Studies show that people have better birth outcomes when certified nurse-midwives are allowed to practice autonomously and use a collaborative, team-based model of care with physicians. There are much lower rates of cesarean sections, preterm birth and low birthweight infants. But with certified nurse-midwives only able to practice where physicians are practicing, it cuts off access to parts of the state that need the same high-quality care. These restrictions in turn are harmful to patients, without any evidence to support them.
Before the COVID-19 pandemic, the public health urgency of addressing racism and racial disparities in pregnancy care was a growing – and delayed – conversation within the OB-GYN community. Certified nurse-midwives have been actively working on this for much longer than physicians have, and the March of Dimes and the World Health Organization highlight certified nurse-midwives care access as one of the key actions to tackle disparities.
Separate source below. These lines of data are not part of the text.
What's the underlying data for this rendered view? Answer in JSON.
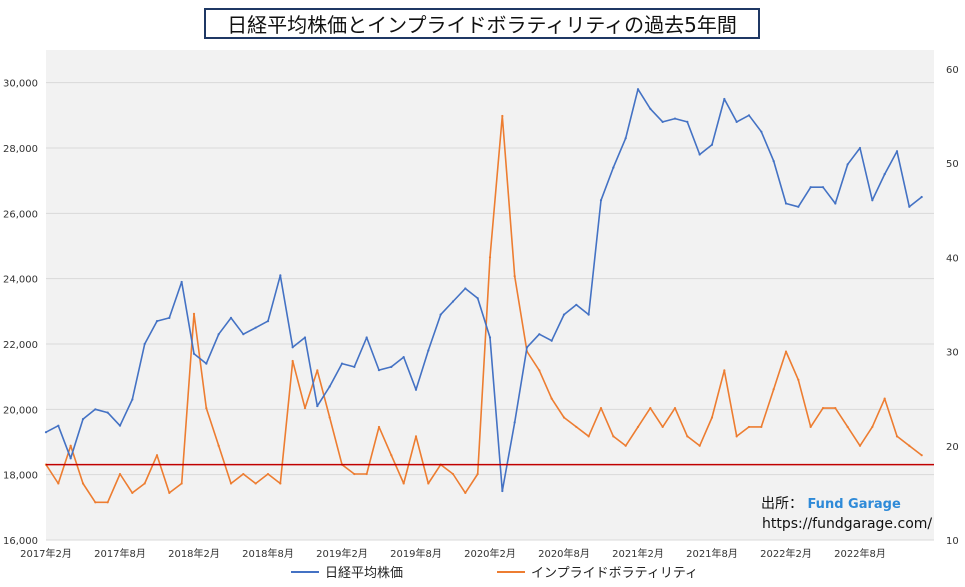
{
  "title": "日経平均株価とインプライドボラティリティの過去5年間",
  "credit": {
    "label": "出所：",
    "brand": "Fund Garage",
    "url": "https://fundgarage.com/"
  },
  "colors": {
    "nikkei": "#4472c4",
    "iv": "#ed7d31",
    "threshold": "#c00000",
    "plot_bg": "#f2f2f2",
    "grid": "#d9d9d9"
  },
  "chart_data": {
    "type": "line",
    "grid": true,
    "legend_position": "bottom",
    "x_tick_labels": [
      "2017年2月",
      "2017年8月",
      "2018年2月",
      "2018年8月",
      "2019年2月",
      "2019年8月",
      "2020年2月",
      "2020年8月",
      "2021年2月",
      "2021年8月",
      "2022年2月",
      "2022年8月"
    ],
    "x_range": [
      "2017-02",
      "2023-02"
    ],
    "y_left": {
      "ylim": [
        16000,
        31000
      ],
      "ticks": [
        16000,
        18000,
        20000,
        22000,
        24000,
        26000,
        28000,
        30000
      ],
      "tick_labels": [
        "16,000",
        "18,000",
        "20,000",
        "22,000",
        "24,000",
        "26,000",
        "28,000",
        "30,000"
      ]
    },
    "y_right": {
      "ylim": [
        10,
        62
      ],
      "ticks": [
        10,
        20,
        30,
        40,
        50,
        60
      ],
      "tick_labels": [
        "10",
        "20",
        "30",
        "40",
        "50",
        "60"
      ]
    },
    "reference_line": {
      "axis": "right",
      "value": 18
    },
    "series": [
      {
        "name": "日経平均株価",
        "axis": "left",
        "x": [
          "2017-02",
          "2017-03",
          "2017-04",
          "2017-05",
          "2017-06",
          "2017-07",
          "2017-08",
          "2017-09",
          "2017-10",
          "2017-11",
          "2017-12",
          "2018-01",
          "2018-02",
          "2018-03",
          "2018-04",
          "2018-05",
          "2018-06",
          "2018-07",
          "2018-08",
          "2018-09",
          "2018-10",
          "2018-11",
          "2018-12",
          "2019-01",
          "2019-02",
          "2019-03",
          "2019-04",
          "2019-05",
          "2019-06",
          "2019-07",
          "2019-08",
          "2019-09",
          "2019-10",
          "2019-11",
          "2019-12",
          "2020-01",
          "2020-02",
          "2020-03",
          "2020-04",
          "2020-05",
          "2020-06",
          "2020-07",
          "2020-08",
          "2020-09",
          "2020-10",
          "2020-11",
          "2020-12",
          "2021-01",
          "2021-02",
          "2021-03",
          "2021-04",
          "2021-05",
          "2021-06",
          "2021-07",
          "2021-08",
          "2021-09",
          "2021-10",
          "2021-11",
          "2021-12",
          "2022-01",
          "2022-02",
          "2022-03",
          "2022-04",
          "2022-05",
          "2022-06",
          "2022-07",
          "2022-08",
          "2022-09",
          "2022-10",
          "2022-11",
          "2022-12",
          "2023-01"
        ],
        "values": [
          19300,
          19500,
          18500,
          19700,
          20000,
          19900,
          19500,
          20300,
          22000,
          22700,
          22800,
          23900,
          21700,
          21400,
          22300,
          22800,
          22300,
          22500,
          22700,
          24100,
          21900,
          22200,
          20100,
          20700,
          21400,
          21300,
          22200,
          21200,
          21300,
          21600,
          20600,
          21800,
          22900,
          23300,
          23700,
          23400,
          22200,
          17500,
          19600,
          21900,
          22300,
          22100,
          22900,
          23200,
          22900,
          26400,
          27400,
          28300,
          29800,
          29200,
          28800,
          28900,
          28800,
          27800,
          28100,
          29500,
          28800,
          29000,
          28500,
          27600,
          26300,
          26200,
          26800,
          26800,
          26300,
          27500,
          28000,
          26400,
          27200,
          27900,
          26200,
          26500
        ]
      },
      {
        "name": "インプライドボラティリティ",
        "axis": "right",
        "x": [
          "2017-02",
          "2017-03",
          "2017-04",
          "2017-05",
          "2017-06",
          "2017-07",
          "2017-08",
          "2017-09",
          "2017-10",
          "2017-11",
          "2017-12",
          "2018-01",
          "2018-02",
          "2018-03",
          "2018-04",
          "2018-05",
          "2018-06",
          "2018-07",
          "2018-08",
          "2018-09",
          "2018-10",
          "2018-11",
          "2018-12",
          "2019-01",
          "2019-02",
          "2019-03",
          "2019-04",
          "2019-05",
          "2019-06",
          "2019-07",
          "2019-08",
          "2019-09",
          "2019-10",
          "2019-11",
          "2019-12",
          "2020-01",
          "2020-02",
          "2020-03",
          "2020-04",
          "2020-05",
          "2020-06",
          "2020-07",
          "2020-08",
          "2020-09",
          "2020-10",
          "2020-11",
          "2020-12",
          "2021-01",
          "2021-02",
          "2021-03",
          "2021-04",
          "2021-05",
          "2021-06",
          "2021-07",
          "2021-08",
          "2021-09",
          "2021-10",
          "2021-11",
          "2021-12",
          "2022-01",
          "2022-02",
          "2022-03",
          "2022-04",
          "2022-05",
          "2022-06",
          "2022-07",
          "2022-08",
          "2022-09",
          "2022-10",
          "2022-11",
          "2022-12",
          "2023-01"
        ],
        "values": [
          18,
          16,
          20,
          16,
          14,
          14,
          17,
          15,
          16,
          19,
          15,
          16,
          34,
          24,
          20,
          16,
          17,
          16,
          17,
          16,
          29,
          24,
          28,
          23,
          18,
          17,
          17,
          22,
          19,
          16,
          21,
          16,
          18,
          17,
          15,
          17,
          40,
          55,
          38,
          30,
          28,
          25,
          23,
          22,
          21,
          24,
          21,
          20,
          22,
          24,
          22,
          24,
          21,
          20,
          23,
          28,
          21,
          22,
          22,
          26,
          30,
          27,
          22,
          24,
          24,
          22,
          20,
          22,
          25,
          21,
          20,
          19
        ]
      }
    ]
  }
}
In my experience, certified nurse-midwives have led the charge in identifying ways to reduce harm to communities of color and serve as leaders in providing equitable, racially just care. By increasing access to certified nurse-midwives care statewide, we can surely stop perpetuating the cycle of racial disparities pregnant patients of color face from the moment they start their pregnancy and reproductive health care.
California has been a national leader in health access and quality in many dimensions, including the COVID-19 pandemic. Not allowing for autonomous certified nurse-midwives practice seriously undermines that leadership.
There’s no excuse for us to lag behind 46 other states by clinging to this antiquated and unnecessary regulation. Certified nurse-midwives do not need permission from me or any other physician to practice. Our Legislature, in accordance with its duty to ensure high-quality equitable care, unrestricted access and healthy lives for California’s parents and babies, must pass SB 1237.